Tout au long des centaines de pages très denses qui vont suivre, Baptiste va passer par toutes les étapes de la formation et de l’exercice de ce métier particulièrement éprouvant et périlleux. Rien ne l’arrêtera dans sa reconquête du sens et de la nécessité de vivre pour les autres et pour soi, pour sauver ceux qu’il n’a pu arracher aux mains des génocidaires et pour reconquérir en même temps une dignité et une place dans la société. Sa vigueur physique, sa témérité, sa générosité vont l’aider à surmonter son désespoir, à se faire des amis, des compagnons de caserne, des rivaux parfois dans un monde où le grade professionnel est une réalité incontournable. Il sera aidé heureusement par des personnes de valeur qu’il va rencontrer au sein et en dehors de son milieu de travail et il pourra se créer ainsi une nouvelle « famille », un groupe d’hommes et de femmes d’action, issus de milieux divers, animés de louables idéaux, proches des siens. Le désir physique lui redonnera enfin le goût perdu de l’intimité charnelle et la confiance en lui, l’envie même de séduire, le temps d’oublier quelque peu la tragédie qui l’a meurtri.
Chaque moment de sa vie, chaque épisode de sa nouvelle carrière, chaque réflexion ou lettre qu’il adressera symboliquement aux siens, tout sera relaté et décrit avec un luxe constant de détails. A croire que l’auteure a rédigé son livre, flanqué de deux pompiers expérimentés et d’un guide local. La bibliographie qui suit, de même que la discographie qui l’accompagne, sont là pour nous prouver que cet énorme labeur de rédaction repose sur une très riche documentation. Le lecteur est immergé dans le moindre lieu, public ou privé, partage les moments angoissants comme les scènes de détente.
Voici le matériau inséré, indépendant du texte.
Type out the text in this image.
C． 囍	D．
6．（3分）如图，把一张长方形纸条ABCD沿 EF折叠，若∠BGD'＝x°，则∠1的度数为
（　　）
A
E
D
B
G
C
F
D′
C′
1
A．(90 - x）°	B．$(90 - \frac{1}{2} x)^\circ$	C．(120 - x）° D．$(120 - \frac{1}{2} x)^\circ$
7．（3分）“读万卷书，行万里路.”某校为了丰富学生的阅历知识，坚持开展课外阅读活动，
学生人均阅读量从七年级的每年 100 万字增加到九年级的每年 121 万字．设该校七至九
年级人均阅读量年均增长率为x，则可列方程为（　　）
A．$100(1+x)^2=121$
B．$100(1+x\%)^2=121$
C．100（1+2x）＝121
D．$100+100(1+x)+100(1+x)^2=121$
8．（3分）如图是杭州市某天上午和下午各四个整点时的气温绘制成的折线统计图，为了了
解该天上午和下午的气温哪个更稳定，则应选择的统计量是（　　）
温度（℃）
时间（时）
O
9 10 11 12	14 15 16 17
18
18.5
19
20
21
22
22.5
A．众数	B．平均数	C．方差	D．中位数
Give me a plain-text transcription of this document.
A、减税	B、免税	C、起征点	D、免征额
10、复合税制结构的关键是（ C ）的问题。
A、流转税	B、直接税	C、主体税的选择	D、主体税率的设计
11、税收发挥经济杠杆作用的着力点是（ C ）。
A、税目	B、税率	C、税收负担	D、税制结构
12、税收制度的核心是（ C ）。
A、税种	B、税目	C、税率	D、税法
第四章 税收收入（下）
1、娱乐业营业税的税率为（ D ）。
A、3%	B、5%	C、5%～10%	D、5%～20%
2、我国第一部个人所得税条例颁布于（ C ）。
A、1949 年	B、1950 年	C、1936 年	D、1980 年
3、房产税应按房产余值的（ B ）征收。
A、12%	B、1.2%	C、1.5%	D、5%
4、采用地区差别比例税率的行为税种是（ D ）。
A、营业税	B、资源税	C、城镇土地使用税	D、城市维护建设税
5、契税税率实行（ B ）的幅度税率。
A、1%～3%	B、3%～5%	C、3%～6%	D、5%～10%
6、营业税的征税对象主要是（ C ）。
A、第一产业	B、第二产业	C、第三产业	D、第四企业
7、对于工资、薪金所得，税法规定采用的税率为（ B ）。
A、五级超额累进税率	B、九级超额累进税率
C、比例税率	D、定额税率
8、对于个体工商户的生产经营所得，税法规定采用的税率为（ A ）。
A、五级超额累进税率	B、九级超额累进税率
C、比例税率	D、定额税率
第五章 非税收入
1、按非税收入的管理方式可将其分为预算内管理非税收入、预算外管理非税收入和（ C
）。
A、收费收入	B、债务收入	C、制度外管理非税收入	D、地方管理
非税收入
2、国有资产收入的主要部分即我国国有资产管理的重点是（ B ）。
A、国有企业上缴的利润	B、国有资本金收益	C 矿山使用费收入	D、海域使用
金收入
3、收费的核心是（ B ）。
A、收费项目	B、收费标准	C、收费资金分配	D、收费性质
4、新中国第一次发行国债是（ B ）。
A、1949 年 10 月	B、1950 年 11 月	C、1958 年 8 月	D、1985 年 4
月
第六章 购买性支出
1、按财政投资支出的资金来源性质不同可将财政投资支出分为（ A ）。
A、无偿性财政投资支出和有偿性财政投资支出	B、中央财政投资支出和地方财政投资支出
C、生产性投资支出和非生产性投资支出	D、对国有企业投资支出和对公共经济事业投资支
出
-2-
L’écriture court après la vie ou même la serre de très près, au quotidien. Le résultat est stupéfiant de réalisme et de sensibilité. Il n’y manque que l’image et la bande-son.
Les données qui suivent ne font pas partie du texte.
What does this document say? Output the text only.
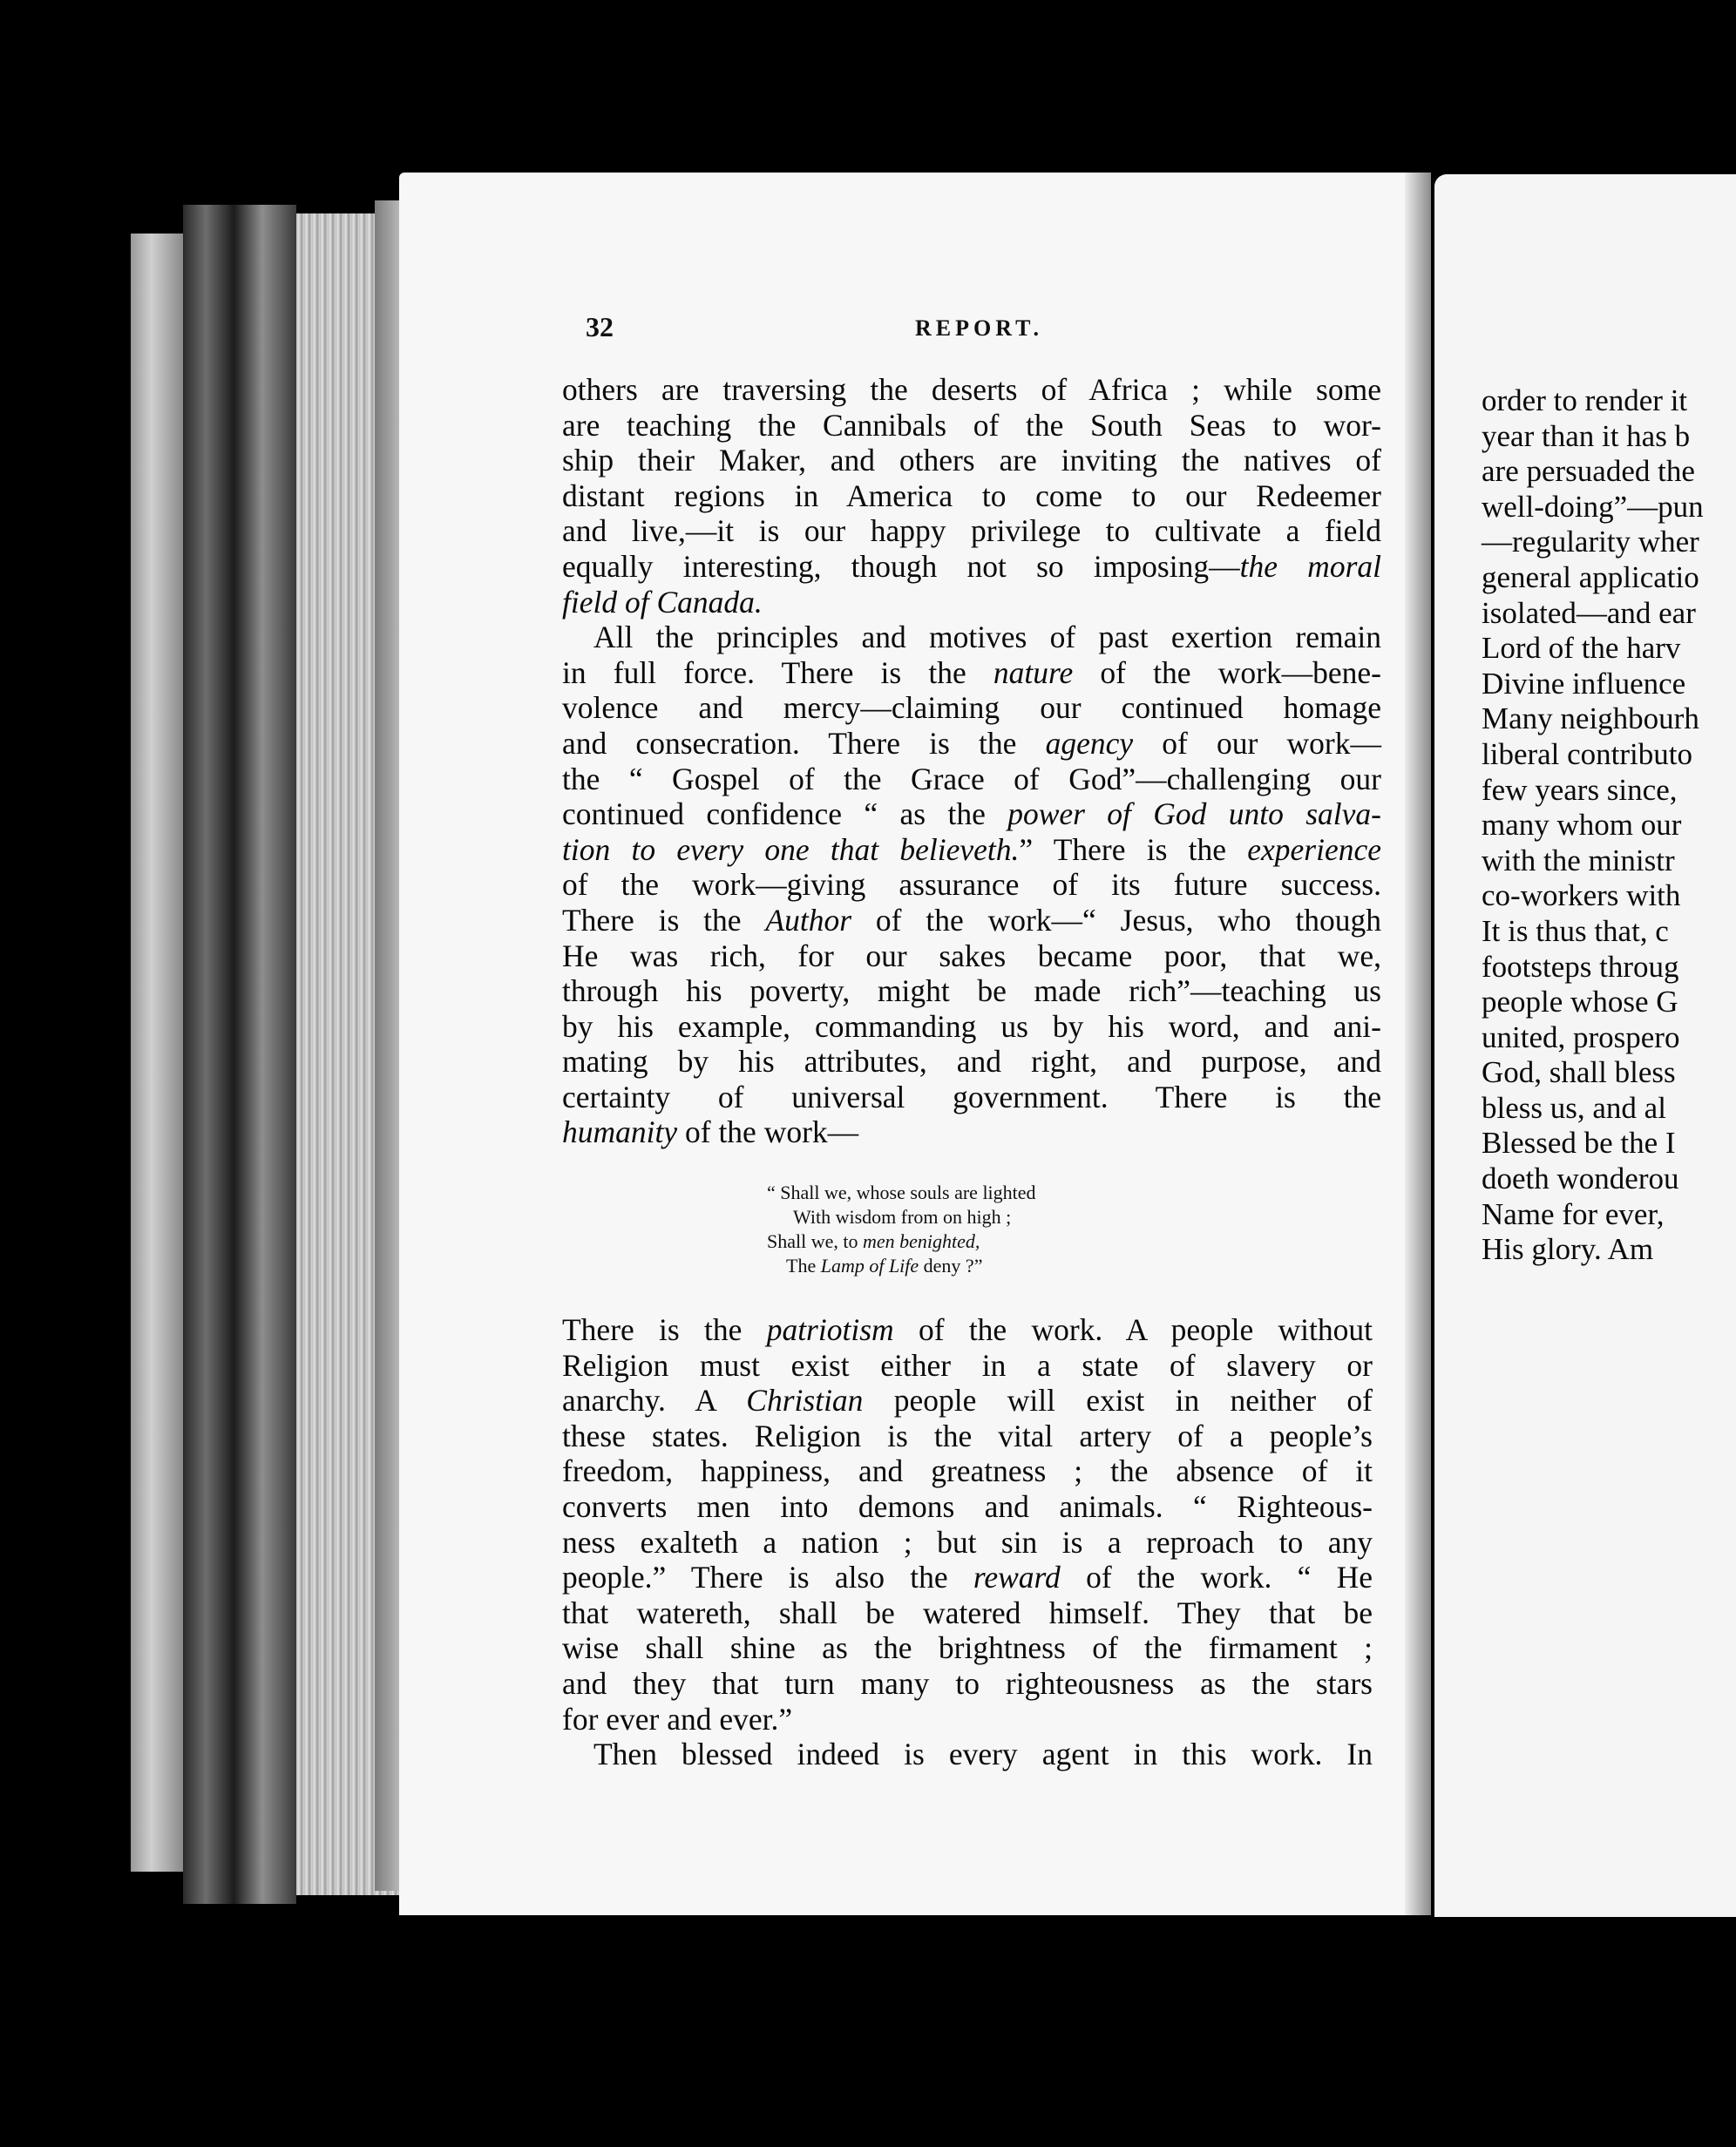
32	REPORT.
others are traversing the deserts of Africa ; while some
are teaching the Cannibals of the South Seas to wor-
ship their Maker, and others are inviting the natives of
distant regions in America to come to our Redeemer
and live,—it is our happy privilege to cultivate a field
equally interesting, though not so imposing—the moral
field of Canada.
All the principles and motives of past exertion remain
in full force. There is the nature of the work—bene-
volence and mercy—claiming our continued homage
and consecration. There is the agency of our work—
the “ Gospel of the Grace of God”—challenging our
continued confidence “ as the power of God unto salva-
tion to every one that believeth.” There is the experience
of the work—giving assurance of its future success.
There is the Author of the work—“ Jesus, who though
He was rich, for our sakes became poor, that we,
through his poverty, might be made rich”—teaching us
by his example, commanding us by his word, and ani-
mating by his attributes, and right, and purpose, and
certainty of universal government. There is the
humanity of the work—
“ Shall we, whose souls are lighted
With wisdom from on high ;
Shall we, to men benighted,
The Lamp of Life deny ?”
There is the patriotism of the work. A people without
Religion must exist either in a state of slavery or
anarchy. A Christian people will exist in neither of
these states. Religion is the vital artery of a people’s
freedom, happiness, and greatness ; the absence of it
converts men into demons and animals. “ Righteous-
ness exalteth a nation ; but sin is a reproach to any
people.” There is also the reward of the work. “ He
that watereth, shall be watered himself. They that be
wise shall shine as the brightness of the firmament ;
and they that turn many to righteousness as the stars
for ever and ever.”
Then blessed indeed is every agent in this work. In
order to render it
year than it has b
are persuaded the
well-doing”—pun
—regularity wher
general applicatio
isolated—and ear
Lord of the harv
Divine influence
Many neighbourh
liberal contributo
few years since,
many whom our
with the ministr
co-workers with
It is thus that, c
footsteps throug
people whose G
united, prospero
God, shall bless
bless us, and al
Blessed be the I
doeth wonderou
Name for ever,
His glory. Am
Mais le meilleur du roman reste encore sa philosophie, la forte morale qu’il dégage. Baptiste est un héros sobre, modeste et résolu à s’engager partout, à servir, à sauver ceux qui sont en danger. Sa rage à l’encontre des assassins qui l’ont privé de sa vraie vie d’époux et de père de famille, son chagrin si cruel et inhumain vont faire place à un humanisme vivant, pacifique et un comportement formidablement courageux et désintéressé. Sans croire à la possibilité de vivre une autre vie où il reverrait ceux qu’on lui a enlevés, il écoute avec respect la voix des êtres qui l’entourent avec affection et amour lui parler d’une résilience entièrement réussie et d’une juste renaissance à espérer.